Album Review: New Vision – ‘With Love’

Posted: by The Editor

 

With the release of With Love, New Vision has sextupled their discography, turning two songs into twelve. Their debut LP largely keeps with the melodic pop punk of their standalone “Blueprint Brain” single and split single with Haiki, half an hour of nostalgic, hook-heavy mid-tempo rippers. Much of With Love does feel like it pulls, in some way, from the No Sleep/Run for Cover/Pure Noise sound of the early 2010s. “In the Garden,” say, with its mid-tempo twinkle and buzzing riffs, has the energy of Charmer, but the band that comes through most clearly, generally speaking, is Turnover; the clean, melodic pop-punk of “Party” and “Crave,” for example, feel like a cuts off a release that should’ve transitioned that band from the self-titled EP to Magnolia.

Had With Love been released among that crop of records, slotted in somewhere between Safe for Now and Last Days of Rome, it might stand out a little less. In 2022, however, that style of emo-stained pop-punk is all but extinct, and without myriad contemporaries to draw shallow comparisons to, With Love can be evaluated on its own merits. Thankfully, New Vision is talented enough to stand up to that scrutiny. Take the back-to-back twin energy bursts of “Party” and “Hue,” the heart of the LP, five and a half minutes of hook after hook after hook.

Or “Safe to Say,” crunchy and windy as it is, which jaunts through booming dark verses and an infectious, dancehall-worthy chorus; on another record, this would be leadoff single, track one side a, but here it’s second to last. The ballad “Nosedive” slowly crescendos from thick, spacey riffs to plodding, melancholy verses to a powerful, pleading climax; the vocal melody in its soaring bridge is smeared with the same heartfelt desperation that made Park’s It Won’t Snow Where You’re Going a cult hit. Then when New Vision runs in the opposite direction, like fuzzed out opener “Wash Away” with its hints of melodic hardcore edge, they turn in some of the most memorable tracks on With Love.

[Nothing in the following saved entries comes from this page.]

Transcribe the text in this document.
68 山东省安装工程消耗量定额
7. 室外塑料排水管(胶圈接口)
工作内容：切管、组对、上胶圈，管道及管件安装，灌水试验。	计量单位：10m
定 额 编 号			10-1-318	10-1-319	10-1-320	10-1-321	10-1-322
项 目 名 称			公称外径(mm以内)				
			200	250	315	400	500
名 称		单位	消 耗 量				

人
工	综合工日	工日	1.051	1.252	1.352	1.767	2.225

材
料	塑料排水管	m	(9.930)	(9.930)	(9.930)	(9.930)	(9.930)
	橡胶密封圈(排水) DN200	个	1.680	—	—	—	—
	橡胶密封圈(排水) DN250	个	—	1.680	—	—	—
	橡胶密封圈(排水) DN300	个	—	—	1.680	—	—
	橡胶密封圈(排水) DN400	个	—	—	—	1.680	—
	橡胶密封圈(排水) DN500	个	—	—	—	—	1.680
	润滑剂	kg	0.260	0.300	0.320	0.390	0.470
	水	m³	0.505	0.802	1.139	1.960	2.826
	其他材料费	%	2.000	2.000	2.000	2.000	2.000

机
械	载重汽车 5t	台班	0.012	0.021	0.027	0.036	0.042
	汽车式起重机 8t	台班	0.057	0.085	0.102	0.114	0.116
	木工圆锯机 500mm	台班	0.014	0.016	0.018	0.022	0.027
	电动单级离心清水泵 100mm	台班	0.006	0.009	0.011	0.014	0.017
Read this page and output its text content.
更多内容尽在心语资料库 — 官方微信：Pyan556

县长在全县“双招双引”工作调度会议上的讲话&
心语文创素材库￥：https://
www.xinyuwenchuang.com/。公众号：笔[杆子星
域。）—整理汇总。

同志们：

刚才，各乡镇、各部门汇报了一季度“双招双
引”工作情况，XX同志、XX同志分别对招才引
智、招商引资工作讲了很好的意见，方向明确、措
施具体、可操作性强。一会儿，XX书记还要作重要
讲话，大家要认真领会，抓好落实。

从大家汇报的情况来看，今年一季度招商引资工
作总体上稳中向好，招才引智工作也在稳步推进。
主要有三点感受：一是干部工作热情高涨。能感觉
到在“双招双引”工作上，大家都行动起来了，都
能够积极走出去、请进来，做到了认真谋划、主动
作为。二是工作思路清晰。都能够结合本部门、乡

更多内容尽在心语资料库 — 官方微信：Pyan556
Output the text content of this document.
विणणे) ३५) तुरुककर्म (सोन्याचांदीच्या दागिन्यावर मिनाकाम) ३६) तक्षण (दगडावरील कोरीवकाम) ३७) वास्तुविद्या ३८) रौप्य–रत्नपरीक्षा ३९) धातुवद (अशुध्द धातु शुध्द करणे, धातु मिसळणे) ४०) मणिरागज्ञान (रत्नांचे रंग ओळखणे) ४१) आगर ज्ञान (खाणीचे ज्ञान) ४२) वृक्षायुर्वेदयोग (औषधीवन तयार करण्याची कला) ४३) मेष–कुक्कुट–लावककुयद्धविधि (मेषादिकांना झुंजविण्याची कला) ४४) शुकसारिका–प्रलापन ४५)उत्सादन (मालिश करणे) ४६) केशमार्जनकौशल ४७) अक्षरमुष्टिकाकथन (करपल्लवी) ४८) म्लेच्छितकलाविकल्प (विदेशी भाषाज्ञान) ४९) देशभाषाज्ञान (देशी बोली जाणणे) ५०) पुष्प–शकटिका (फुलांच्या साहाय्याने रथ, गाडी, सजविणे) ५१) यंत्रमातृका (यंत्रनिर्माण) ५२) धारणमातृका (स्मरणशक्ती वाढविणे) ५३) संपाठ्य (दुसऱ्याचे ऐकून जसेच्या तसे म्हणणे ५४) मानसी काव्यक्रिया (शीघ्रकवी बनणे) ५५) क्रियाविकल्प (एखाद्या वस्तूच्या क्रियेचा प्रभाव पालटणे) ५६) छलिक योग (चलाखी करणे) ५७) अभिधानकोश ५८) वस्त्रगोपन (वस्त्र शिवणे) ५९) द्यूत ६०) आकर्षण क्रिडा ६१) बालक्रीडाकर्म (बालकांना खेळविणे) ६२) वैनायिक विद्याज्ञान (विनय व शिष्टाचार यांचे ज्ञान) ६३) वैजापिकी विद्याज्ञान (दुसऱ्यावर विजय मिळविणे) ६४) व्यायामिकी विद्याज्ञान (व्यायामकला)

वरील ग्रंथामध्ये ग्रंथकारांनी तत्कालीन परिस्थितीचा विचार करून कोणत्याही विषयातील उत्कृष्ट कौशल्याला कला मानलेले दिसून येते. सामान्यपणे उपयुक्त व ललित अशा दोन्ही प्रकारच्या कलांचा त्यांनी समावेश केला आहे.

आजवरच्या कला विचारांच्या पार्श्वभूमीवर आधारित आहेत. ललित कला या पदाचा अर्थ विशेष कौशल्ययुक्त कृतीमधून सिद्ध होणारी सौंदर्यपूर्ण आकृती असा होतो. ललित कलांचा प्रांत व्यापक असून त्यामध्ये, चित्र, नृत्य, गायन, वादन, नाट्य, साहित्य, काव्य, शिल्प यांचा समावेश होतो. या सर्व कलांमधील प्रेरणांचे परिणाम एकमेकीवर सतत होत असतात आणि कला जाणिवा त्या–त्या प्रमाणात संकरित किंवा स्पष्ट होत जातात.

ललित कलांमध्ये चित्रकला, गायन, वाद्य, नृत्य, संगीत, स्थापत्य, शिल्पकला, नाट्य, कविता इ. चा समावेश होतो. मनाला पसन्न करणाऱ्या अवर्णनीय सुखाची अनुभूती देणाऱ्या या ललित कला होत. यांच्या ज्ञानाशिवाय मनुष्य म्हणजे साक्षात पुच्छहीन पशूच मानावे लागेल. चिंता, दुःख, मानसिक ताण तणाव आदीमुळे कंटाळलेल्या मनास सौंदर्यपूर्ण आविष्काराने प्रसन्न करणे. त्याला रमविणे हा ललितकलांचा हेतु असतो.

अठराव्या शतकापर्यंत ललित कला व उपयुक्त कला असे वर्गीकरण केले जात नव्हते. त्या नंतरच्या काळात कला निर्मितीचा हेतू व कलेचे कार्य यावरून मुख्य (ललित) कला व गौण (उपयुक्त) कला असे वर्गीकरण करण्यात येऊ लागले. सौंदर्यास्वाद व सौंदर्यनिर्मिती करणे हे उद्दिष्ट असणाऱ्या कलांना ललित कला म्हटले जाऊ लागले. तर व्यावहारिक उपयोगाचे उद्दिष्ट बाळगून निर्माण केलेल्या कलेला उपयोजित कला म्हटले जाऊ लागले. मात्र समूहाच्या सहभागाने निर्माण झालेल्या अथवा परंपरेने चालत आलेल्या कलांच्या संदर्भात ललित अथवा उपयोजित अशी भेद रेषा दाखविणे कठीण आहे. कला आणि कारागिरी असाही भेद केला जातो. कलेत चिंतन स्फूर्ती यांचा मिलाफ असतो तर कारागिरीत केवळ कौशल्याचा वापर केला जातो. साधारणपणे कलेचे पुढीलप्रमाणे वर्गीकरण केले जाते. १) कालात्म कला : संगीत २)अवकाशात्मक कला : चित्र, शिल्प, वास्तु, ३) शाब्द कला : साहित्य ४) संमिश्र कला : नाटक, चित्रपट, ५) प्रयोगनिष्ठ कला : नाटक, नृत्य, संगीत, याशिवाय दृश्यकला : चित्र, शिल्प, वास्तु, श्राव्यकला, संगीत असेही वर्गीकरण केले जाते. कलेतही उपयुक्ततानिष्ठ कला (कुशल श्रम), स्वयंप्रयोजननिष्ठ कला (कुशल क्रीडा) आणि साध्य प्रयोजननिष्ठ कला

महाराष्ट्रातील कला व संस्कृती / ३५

The title track steals the show here, though; curiously, “With Love” is probably the song with the least in common with the rest of the songs on the LP (perhaps along with “Wash Away”). It’s the song that leans most heavily into the alt rock influences that color the rest of the album, the one that errs closest to the ’90s groups that no doubt influenced New Vision’s heroes–and the one that best shows what the Hudson Valley three-piece is capable of when they step outside their comfort zone. In that regard, it’s an appropriate title track for the band’s debut record. It’s New Vision at their best, and it’s a great sign for the young band’s future.